It seems that most all of us could use a new pair of glasses!
The lenses we have in place no longer provide clear, joyful images which enable us to stand in awe. They've become cloudy and scratched over time by resentment and judgment. Under these conditions, with our sight so badly obstructed, it's hard to appreciate the majesty of our surroundings and magnificence of one another. A vision checkup is in order.
Mother took me to a local optometrist when I was twelve years old. My complaints about poor vision were met with some doubt due to the fact that my best friend had just gotten some glasses. She figured that I wanted a pair to be like him. Dr. Harry Janoff's assurance that my eyes were pretty weak did little to convince her of my need. It wasn't until we were driving home, with me wearing the new specs, that she became a believer.
I looked out at the passing countryside and wondered aloud if everyone was was able to see leaves on trees without being close to them. Mom had to pull the car over to wipe away her tears. Her apologies to me were begrudgingly accepted, but my well deserved vindication paled in comparison to the wondrous details of the new world around me.

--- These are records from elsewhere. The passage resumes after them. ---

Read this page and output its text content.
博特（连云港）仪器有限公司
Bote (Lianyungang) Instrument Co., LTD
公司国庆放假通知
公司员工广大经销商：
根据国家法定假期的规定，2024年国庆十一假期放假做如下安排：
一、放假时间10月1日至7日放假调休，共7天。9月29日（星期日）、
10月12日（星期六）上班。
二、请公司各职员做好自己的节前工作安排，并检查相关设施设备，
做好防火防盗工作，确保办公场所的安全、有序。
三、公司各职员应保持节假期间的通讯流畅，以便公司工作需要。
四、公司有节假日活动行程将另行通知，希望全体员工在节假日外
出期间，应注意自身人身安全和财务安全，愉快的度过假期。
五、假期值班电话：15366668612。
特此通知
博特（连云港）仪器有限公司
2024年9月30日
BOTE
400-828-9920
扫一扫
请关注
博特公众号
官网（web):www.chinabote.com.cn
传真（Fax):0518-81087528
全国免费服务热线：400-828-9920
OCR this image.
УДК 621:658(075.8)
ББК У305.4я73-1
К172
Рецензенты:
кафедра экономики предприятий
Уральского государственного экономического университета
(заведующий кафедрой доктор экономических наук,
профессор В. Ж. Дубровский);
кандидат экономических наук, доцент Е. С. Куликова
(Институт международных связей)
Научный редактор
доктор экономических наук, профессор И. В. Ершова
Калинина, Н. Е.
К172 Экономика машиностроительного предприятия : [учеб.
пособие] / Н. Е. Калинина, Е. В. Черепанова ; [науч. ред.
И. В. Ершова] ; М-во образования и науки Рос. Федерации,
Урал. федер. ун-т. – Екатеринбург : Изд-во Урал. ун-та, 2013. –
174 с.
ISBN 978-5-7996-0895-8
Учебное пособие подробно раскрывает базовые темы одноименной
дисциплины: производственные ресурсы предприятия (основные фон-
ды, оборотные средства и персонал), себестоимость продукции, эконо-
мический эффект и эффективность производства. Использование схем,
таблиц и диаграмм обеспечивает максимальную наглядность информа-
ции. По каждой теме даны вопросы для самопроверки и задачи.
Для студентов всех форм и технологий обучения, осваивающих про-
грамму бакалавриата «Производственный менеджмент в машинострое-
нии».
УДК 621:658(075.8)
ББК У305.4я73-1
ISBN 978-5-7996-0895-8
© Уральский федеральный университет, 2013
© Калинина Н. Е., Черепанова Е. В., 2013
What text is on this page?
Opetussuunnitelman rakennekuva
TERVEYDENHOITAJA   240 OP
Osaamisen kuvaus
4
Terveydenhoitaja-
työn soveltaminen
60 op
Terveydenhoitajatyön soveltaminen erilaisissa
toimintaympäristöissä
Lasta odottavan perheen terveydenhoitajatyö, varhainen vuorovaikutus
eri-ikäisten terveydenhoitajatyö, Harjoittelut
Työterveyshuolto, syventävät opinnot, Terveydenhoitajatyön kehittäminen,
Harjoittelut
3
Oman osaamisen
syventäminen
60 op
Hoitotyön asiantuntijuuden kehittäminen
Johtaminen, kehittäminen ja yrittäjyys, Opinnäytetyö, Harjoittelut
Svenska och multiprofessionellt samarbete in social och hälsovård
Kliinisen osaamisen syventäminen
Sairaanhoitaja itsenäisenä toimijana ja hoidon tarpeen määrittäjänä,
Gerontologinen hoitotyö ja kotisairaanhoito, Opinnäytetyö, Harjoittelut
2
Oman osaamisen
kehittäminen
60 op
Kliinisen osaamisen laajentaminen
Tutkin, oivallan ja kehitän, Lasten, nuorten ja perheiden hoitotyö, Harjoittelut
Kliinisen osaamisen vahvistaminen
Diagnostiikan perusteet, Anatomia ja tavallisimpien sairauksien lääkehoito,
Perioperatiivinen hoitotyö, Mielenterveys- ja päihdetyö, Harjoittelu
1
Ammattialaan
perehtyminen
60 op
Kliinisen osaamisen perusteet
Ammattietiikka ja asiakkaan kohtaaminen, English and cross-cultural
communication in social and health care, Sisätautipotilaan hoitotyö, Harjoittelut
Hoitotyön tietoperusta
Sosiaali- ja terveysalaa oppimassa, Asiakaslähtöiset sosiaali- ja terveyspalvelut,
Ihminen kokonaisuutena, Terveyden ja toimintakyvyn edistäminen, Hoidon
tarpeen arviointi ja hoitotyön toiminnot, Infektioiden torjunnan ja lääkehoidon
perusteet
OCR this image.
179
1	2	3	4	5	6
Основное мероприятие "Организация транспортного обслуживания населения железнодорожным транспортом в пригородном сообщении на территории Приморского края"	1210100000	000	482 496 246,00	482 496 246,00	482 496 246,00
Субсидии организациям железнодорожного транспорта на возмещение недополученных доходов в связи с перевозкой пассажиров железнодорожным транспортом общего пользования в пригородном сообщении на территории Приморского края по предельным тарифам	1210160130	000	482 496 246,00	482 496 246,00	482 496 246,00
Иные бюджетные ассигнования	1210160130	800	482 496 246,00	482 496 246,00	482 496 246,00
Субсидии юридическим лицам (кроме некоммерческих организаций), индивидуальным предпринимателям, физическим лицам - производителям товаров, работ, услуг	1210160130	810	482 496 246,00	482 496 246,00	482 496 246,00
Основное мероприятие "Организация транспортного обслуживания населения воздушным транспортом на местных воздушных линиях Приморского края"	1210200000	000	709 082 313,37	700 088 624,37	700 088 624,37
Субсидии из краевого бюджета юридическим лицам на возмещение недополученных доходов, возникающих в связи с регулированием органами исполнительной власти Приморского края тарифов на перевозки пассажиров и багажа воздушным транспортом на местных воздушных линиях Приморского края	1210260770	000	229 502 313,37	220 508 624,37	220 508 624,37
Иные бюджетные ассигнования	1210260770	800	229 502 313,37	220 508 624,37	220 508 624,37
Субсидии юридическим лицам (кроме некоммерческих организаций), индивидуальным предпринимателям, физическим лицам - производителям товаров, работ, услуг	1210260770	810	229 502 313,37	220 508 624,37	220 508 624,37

If we do take the step of getting that new pair of glasses, we will become overwhelmed with a desire for inspection and introspection. The way we look at things and how we see ourselves will be dramatically changed. There probably will come a tendency to be critical of the way things were in the past and we must be cautious in applying our newfound perspective in hindsight. The world today is quite different than it was fifty or one hundred years ago. As my 1969 high school reunion comes closer, that fact becomes clearer by the moment. We were a fun bunch of mischievous kids but what was tolerated by adults back then might be fodder for news reports today.
The new lenses we wear will open up a world which must be received not only by embracing the grandeur but should be mixed with a spirit of acceptance. A physician who struggled with drug and alcohol use became a contributor to the Alcoholics Anonymous Big Book. His writing has been a touchstone of recovery for countless people. At the end of his story, he wrote saying; "I must keep my magic magnifying mind on my acceptance and off my expectations, for my serenity is directly proportional to my level of acceptance."
The appreciation of our oneness and desire to make the world a better place should never be hampered by becoming caught up in condemnation of how things used to be. Our ‘magic magnifying minds’ will take over once again. For the new pair of glasses will have become cloudy and scratched by the same judgment and resentment which ruined the last pair. We must become accepting seers who understand the lessons of history, embrace the present moment and who have great hope for the future.